Green Fatigue

April 20, 2012
With Earth Day coming up on April 22, it's the season for companies and trade groups to deluge the media with stories about their sustainability efforts. It makes great yearly theater, but in many cases, it's little more than that. On Wednesday, American ...

With Earth Day coming up on April 22, it's the season for companies and trade groups to deluge the media with stories about their sustainability efforts.

It makes great yearly theater, but in many cases, it's little more than that. On Wednesday, American Public Media's Marketplace ran a piece on corporate citizenship that featured an interview with George Kell, executive director of the United Nations Global Compact, which promotes corporate citizenship, including sustainability.

Kell told Marketplace: "Well, if you were to ask me the global 1,000 corporations, you know, how many of them are sincere and seriously about sustainability and long-term value creation, our own implementation survey and other leading think tanks would probably suggest we are probably at 15%."

Interestingly, that percentage closely resembles what is happening in the U.S. population at large. In a new Harris Poll, only 20% of U.S. adults describe themselves as a "conservationist." Other terms elicit even less identification - 17% describe themselves as "green" and 16% describe themselves as an "environmentalist."

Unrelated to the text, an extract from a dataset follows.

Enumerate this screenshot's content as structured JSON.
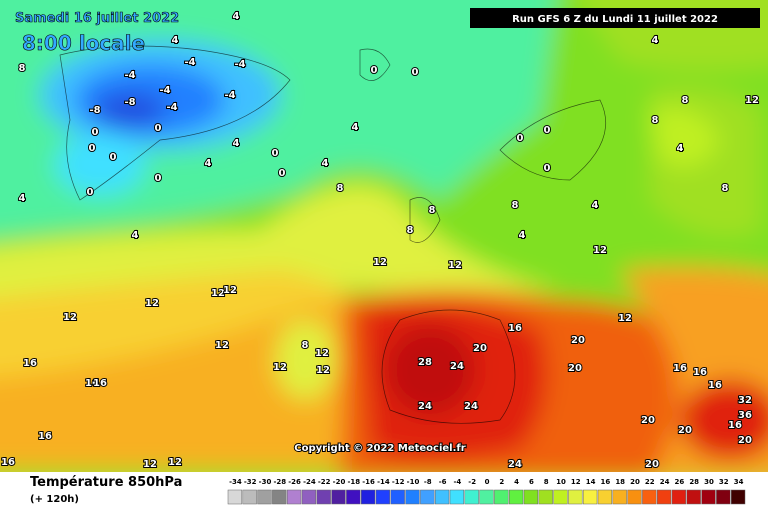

While those numbers are actually up slightly from 2009, many areas surveyed by Harris showed drops in green behaviors. For example, fewer adults say they:


Reuse things they have instead of throwing them away or buying new items (65% 2009 vs. 61% 2012);
Make an effort to use less water (60% 2009 vs. 57% 2010 and 2012);
Buy food in bulk (33% 2009 vs. 30% 2012);
Purchase all-natural products (18% 2009 vs. 16% 2012); and,
Purchase organic products (17% 2009 vs. 15% 2010 and 2012)

I can't help thinking that the political battle over climate change has done a terrible disservice - to all of us. It has tarnished commonplace beliefs about avoiding waste and leaving a better world to our children with an ugly ideological cast that has left many with green fatigue. Rather than being energized to create a better world, we're left with a dangerous environmental fatalism.

It's a much different picture at many of the Best Plants facilities we visit each year. In those plants, the drive for continuous improvement propels efforts to eliminate waste and recycle what can't be eliminated, and that attitude spills over into the home and community activities of employees.

Let's hope that can-do attitude can be channeled back into the general population. Only 34% of adults told Harris Poll they are concerned about the planet we are leaving behind for future generations. That kind of green indifference gives everyone a black eye.